SWEET HOME ALABAMA
December 11, 2007
States with right-to-work laws -- which prevent workers from being forced to pay union dues or fees as a condition of employment while leaving the rest of the labor law, including collective bargaining, intact -- grew faster and created jobs at more than twice the rate of states that allowed forced unionism, says Paul Kersey, director of labor policy with the Mackinac Center for Public Policy.
Consider Michigan, a non-right-to-work state, and Alabama, a right-to-work state:
- While GM and Ford -- both headquartered in Michigan -- have been slashing their payrolls, automakers in Alabama are building new plants and creating jobs.
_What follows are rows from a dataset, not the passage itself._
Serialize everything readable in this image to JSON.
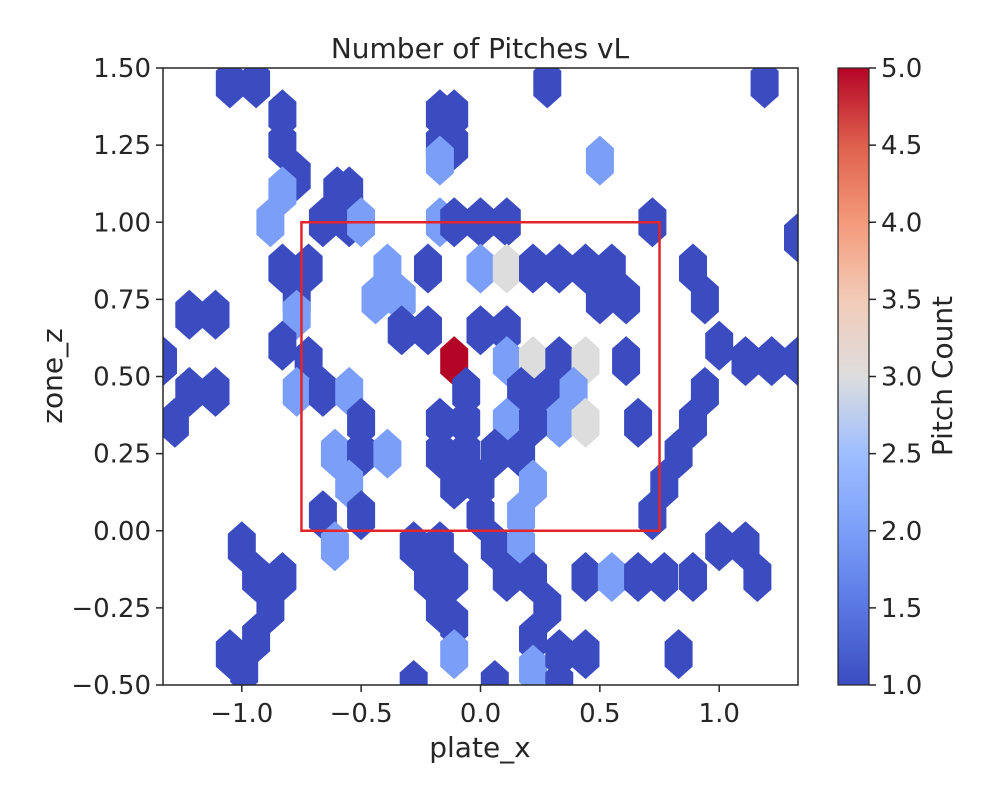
{
  "chart_data": {
    "type": "hexbin",
    "title": "Number of Pitches vL",
    "xlabel": "plate_x",
    "ylabel": "zone_z",
    "xlim": [
      -1.33,
      1.33
    ],
    "ylim": [
      -0.5,
      1.5
    ],
    "x_ticks": [
      -1.0,
      -0.5,
      0.0,
      0.5,
      1.0
    ],
    "x_tick_labels": [
      "−1.0",
      "−0.5",
      "0.0",
      "0.5",
      "1.0"
    ],
    "y_ticks": [
      1.5,
      1.25,
      1.0,
      0.75,
      0.5,
      0.25,
      0.0,
      -0.25,
      -0.5
    ],
    "y_tick_labels": [
      "1.50",
      "1.25",
      "1.00",
      "0.75",
      "0.50",
      "0.25",
      "0.00",
      "−0.25",
      "−0.50"
    ],
    "grid": false,
    "colorbar": {
      "label": "Pitch Count",
      "range": [
        1.0,
        5.0
      ],
      "ticks": [
        5.0,
        4.5,
        4.0,
        3.5,
        3.0,
        2.5,
        2.0,
        1.5,
        1.0
      ],
      "tick_labels": [
        "5.0",
        "4.5",
        "4.0",
        "3.5",
        "3.0",
        "2.5",
        "2.0",
        "1.5",
        "1.0"
      ],
      "colormap": "coolwarm"
    },
    "strike_zone": {
      "x": [
        -0.75,
        0.75
      ],
      "z": [
        0.0,
        1.0
      ],
      "color": "#e3242b"
    },
    "bins": [
      {
        "x": -1.05,
        "z": 1.45,
        "count": 1
      },
      {
        "x": -0.94,
        "z": 1.45,
        "count": 1
      },
      {
        "x": 0.28,
        "z": 1.45,
        "count": 1
      },
      {
        "x": 1.19,
        "z": 1.45,
        "count": 1
      },
      {
        "x": -0.83,
        "z": 1.35,
        "count": 1
      },
      {
        "x": -0.83,
        "z": 1.25,
        "count": 1
      },
      {
        "x": -0.17,
        "z": 1.35,
        "count": 1
      },
      {
        "x": -0.11,
        "z": 1.35,
        "count": 1
      },
      {
        "x": -0.17,
        "z": 1.25,
        "count": 1
      },
      {
        "x": -0.11,
        "z": 1.25,
        "count": 1
      },
      {
        "x": -0.17,
        "z": 1.2,
        "count": 2
      },
      {
        "x": 0.5,
        "z": 1.2,
        "count": 2
      },
      {
        "x": -0.77,
        "z": 1.15,
        "count": 1
      },
      {
        "x": -0.83,
        "z": 1.1,
        "count": 2
      },
      {
        "x": -0.88,
        "z": 1.0,
        "count": 2
      },
      {
        "x": -0.6,
        "z": 1.1,
        "count": 1
      },
      {
        "x": -0.55,
        "z": 1.1,
        "count": 1
      },
      {
        "x": -0.66,
        "z": 1.0,
        "count": 1
      },
      {
        "x": -0.55,
        "z": 1.0,
        "count": 1
      },
      {
        "x": -0.5,
        "z": 1.0,
        "count": 2
      },
      {
        "x": -0.17,
        "z": 1.0,
        "count": 2
      },
      {
        "x": -0.11,
        "z": 1.0,
        "count": 1
      },
      {
        "x": 0.0,
        "z": 1.0,
        "count": 1
      },
      {
        "x": 0.11,
        "z": 1.0,
        "count": 1
      },
      {
        "x": 0.72,
        "z": 1.0,
        "count": 1
      },
      {
        "x": 1.33,
        "z": 0.95,
        "count": 1
      },
      {
        "x": -0.83,
        "z": 0.85,
        "count": 1
      },
      {
        "x": -0.72,
        "z": 0.85,
        "count": 1
      },
      {
        "x": -0.77,
        "z": 0.75,
        "count": 1
      },
      {
        "x": -0.39,
        "z": 0.85,
        "count": 2
      },
      {
        "x": -0.44,
        "z": 0.75,
        "count": 2
      },
      {
        "x": -0.33,
        "z": 0.75,
        "count": 2
      },
      {
        "x": -0.22,
        "z": 0.85,
        "count": 1
      },
      {
        "x": 0.0,
        "z": 0.85,
        "count": 2
      },
      {
        "x": 0.11,
        "z": 0.85,
        "count": 3
      },
      {
        "x": 0.22,
        "z": 0.85,
        "count": 1
      },
      {
        "x": 0.33,
        "z": 0.85,
        "count": 1
      },
      {
        "x": 0.44,
        "z": 0.85,
        "count": 1
      },
      {
        "x": 0.55,
        "z": 0.85,
        "count": 1
      },
      {
        "x": 0.61,
        "z": 0.75,
        "count": 1
      },
      {
        "x": 0.5,
        "z": 0.75,
        "count": 1
      },
      {
        "x": 0.89,
        "z": 0.85,
        "count": 1
      },
      {
        "x": 0.94,
        "z": 0.75,
        "count": 1
      },
      {
        "x": -1.22,
        "z": 0.7,
        "count": 1
      },
      {
        "x": -1.11,
        "z": 0.7,
        "count": 1
      },
      {
        "x": -0.77,
        "z": 0.7,
        "count": 2
      },
      {
        "x": -0.33,
        "z": 0.65,
        "count": 1
      },
      {
        "x": -0.22,
        "z": 0.65,
        "count": 1
      },
      {
        "x": 0.0,
        "z": 0.65,
        "count": 1
      },
      {
        "x": 0.11,
        "z": 0.65,
        "count": 1
      },
      {
        "x": -0.11,
        "z": 0.55,
        "count": 5
      },
      {
        "x": 0.11,
        "z": 0.55,
        "count": 2
      },
      {
        "x": 0.22,
        "z": 0.55,
        "count": 3
      },
      {
        "x": 0.33,
        "z": 0.55,
        "count": 1
      },
      {
        "x": 0.44,
        "z": 0.55,
        "count": 3
      },
      {
        "x": 0.61,
        "z": 0.55,
        "count": 1
      },
      {
        "x": -0.83,
        "z": 0.6,
        "count": 1
      },
      {
        "x": -0.72,
        "z": 0.55,
        "count": 1
      },
      {
        "x": -0.77,
        "z": 0.45,
        "count": 2
      },
      {
        "x": -0.66,
        "z": 0.45,
        "count": 1
      },
      {
        "x": -0.55,
        "z": 0.45,
        "count": 2
      },
      {
        "x": 1.0,
        "z": 0.6,
        "count": 1
      },
      {
        "x": 1.11,
        "z": 0.55,
        "count": 1
      },
      {
        "x": 1.22,
        "z": 0.55,
        "count": 1
      },
      {
        "x": 1.33,
        "z": 0.55,
        "count": 1
      },
      {
        "x": 0.94,
        "z": 0.45,
        "count": 1
      },
      {
        "x": -1.33,
        "z": 0.55,
        "count": 1
      },
      {
        "x": -1.22,
        "z": 0.45,
        "count": 1
      },
      {
        "x": -1.11,
        "z": 0.45,
        "count": 1
      },
      {
        "x": -1.28,
        "z": 0.35,
        "count": 1
      },
      {
        "x": -0.06,
        "z": 0.45,
        "count": 1
      },
      {
        "x": -0.17,
        "z": 0.35,
        "count": 1
      },
      {
        "x": -0.06,
        "z": 0.35,
        "count": 1
      },
      {
        "x": 0.17,
        "z": 0.45,
        "count": 1
      },
      {
        "x": 0.28,
        "z": 0.45,
        "count": 1
      },
      {
        "x": 0.39,
        "z": 0.45,
        "count": 2
      },
      {
        "x": 0.33,
        "z": 0.35,
        "count": 2
      },
      {
        "x": 0.44,
        "z": 0.35,
        "count": 3
      },
      {
        "x": 0.11,
        "z": 0.35,
        "count": 2
      },
      {
        "x": 0.22,
        "z": 0.35,
        "count": 1
      },
      {
        "x": 0.66,
        "z": 0.35,
        "count": 1
      },
      {
        "x": 0.89,
        "z": 0.35,
        "count": 1
      },
      {
        "x": -0.5,
        "z": 0.35,
        "count": 1
      },
      {
        "x": -0.61,
        "z": 0.25,
        "count": 2
      },
      {
        "x": -0.5,
        "z": 0.25,
        "count": 1
      },
      {
        "x": -0.39,
        "z": 0.25,
        "count": 2
      },
      {
        "x": -0.17,
        "z": 0.25,
        "count": 1
      },
      {
        "x": -0.06,
        "z": 0.25,
        "count": 1
      },
      {
        "x": 0.06,
        "z": 0.25,
        "count": 1
      },
      {
        "x": 0.17,
        "z": 0.25,
        "count": 1
      },
      {
        "x": 0.22,
        "z": 0.15,
        "count": 2
      },
      {
        "x": 0.0,
        "z": 0.15,
        "count": 1
      },
      {
        "x": -0.11,
        "z": 0.15,
        "count": 1
      },
      {
        "x": 0.83,
        "z": 0.25,
        "count": 1
      },
      {
        "x": 0.77,
        "z": 0.15,
        "count": 1
      },
      {
        "x": -0.66,
        "z": 0.05,
        "count": 1
      },
      {
        "x": -0.55,
        "z": 0.15,
        "count": 2
      },
      {
        "x": -0.5,
        "z": 0.05,
        "count": 1
      },
      {
        "x": 0.0,
        "z": 0.05,
        "count": 1
      },
      {
        "x": 0.17,
        "z": 0.05,
        "count": 2
      },
      {
        "x": 0.72,
        "z": 0.05,
        "count": 1
      },
      {
        "x": -0.61,
        "z": -0.05,
        "count": 2
      },
      {
        "x": -1.0,
        "z": -0.05,
        "count": 1
      },
      {
        "x": -0.94,
        "z": -0.15,
        "count": 1
      },
      {
        "x": -0.83,
        "z": -0.15,
        "count": 1
      },
      {
        "x": -0.88,
        "z": -0.25,
        "count": 1
      },
      {
        "x": -0.94,
        "z": -0.35,
        "count": 1
      },
      {
        "x": -0.99,
        "z": -0.45,
        "count": 1
      },
      {
        "x": -1.05,
        "z": -0.4,
        "count": 1
      },
      {
        "x": -0.28,
        "z": -0.05,
        "count": 1
      },
      {
        "x": -0.17,
        "z": -0.05,
        "count": 1
      },
      {
        "x": -0.22,
        "z": -0.15,
        "count": 1
      },
      {
        "x": -0.11,
        "z": -0.15,
        "count": 1
      },
      {
        "x": -0.17,
        "z": -0.25,
        "count": 1
      },
      {
        "x": -0.11,
        "z": -0.3,
        "count": 1
      },
      {
        "x": -0.11,
        "z": -0.4,
        "count": 2
      },
      {
        "x": 0.06,
        "z": -0.05,
        "count": 1
      },
      {
        "x": 0.17,
        "z": -0.05,
        "count": 2
      },
      {
        "x": 0.11,
        "z": -0.15,
        "count": 1
      },
      {
        "x": 0.22,
        "z": -0.15,
        "count": 1
      },
      {
        "x": 0.28,
        "z": -0.25,
        "count": 1
      },
      {
        "x": 0.22,
        "z": -0.35,
        "count": 1
      },
      {
        "x": 0.22,
        "z": -0.45,
        "count": 2
      },
      {
        "x": 0.33,
        "z": -0.4,
        "count": 1
      },
      {
        "x": 0.44,
        "z": -0.4,
        "count": 1
      },
      {
        "x": 0.33,
        "z": -0.5,
        "count": 1
      },
      {
        "x": -0.28,
        "z": -0.5,
        "count": 1
      },
      {
        "x": 0.06,
        "z": -0.5,
        "count": 1
      },
      {
        "x": 0.44,
        "z": -0.15,
        "count": 1
      },
      {
        "x": 0.55,
        "z": -0.15,
        "count": 2
      },
      {
        "x": 0.66,
        "z": -0.15,
        "count": 1
      },
      {
        "x": 0.77,
        "z": -0.15,
        "count": 1
      },
      {
        "x": 0.89,
        "z": -0.15,
        "count": 1
      },
      {
        "x": 1.0,
        "z": -0.05,
        "count": 1
      },
      {
        "x": 1.11,
        "z": -0.05,
        "count": 1
      },
      {
        "x": 1.16,
        "z": -0.15,
        "count": 1
      },
      {
        "x": 0.83,
        "z": -0.4,
        "count": 1
      }
    ]
  }
}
- According to the U.S. Census, between 2001 and 2006 employment in auto manufacturing in Alabama more than tripled and employment in parts manufacturing increased by more than a third.
But it isn't just cars:
- According to the Bureau of Labor Statistics, between 2001 and 2006 Alabama added 73,000 jobs, increasing payrolls by 3.9 percent, while Michigan lost 220,000 jobs, a loss of 4.8 percent.
- Alabama's unemployment rate averaged 4.7 percent during that period, compared to 6.5 percent in Michigan.
- In 2001, per capita disposable income was $4,000 higher in Michigan than in Alabama, but by 2006 that advantage had shrunk to less than $2,000.
As a result, Michigan should be prepared to learn from and even emulate Alabama, says Kersey:
- That means freeing up Michigan's workforce with reforms like a right-to-work law.
- Repealing or reforming Michigan's strict prevailing wage law, which requires the payment of union wages on state-financed construction, would also be helpful; the prevailing wage adds 10 percent to the cost of construction, adding roughly $250 million to the cost of government.
- Prevailing wage also costs jobs; Alabama, which does not have a restrictive prevailing wage law, added 5,000 construction jobs between 2001 and 2006 while Michigan lost 26,000.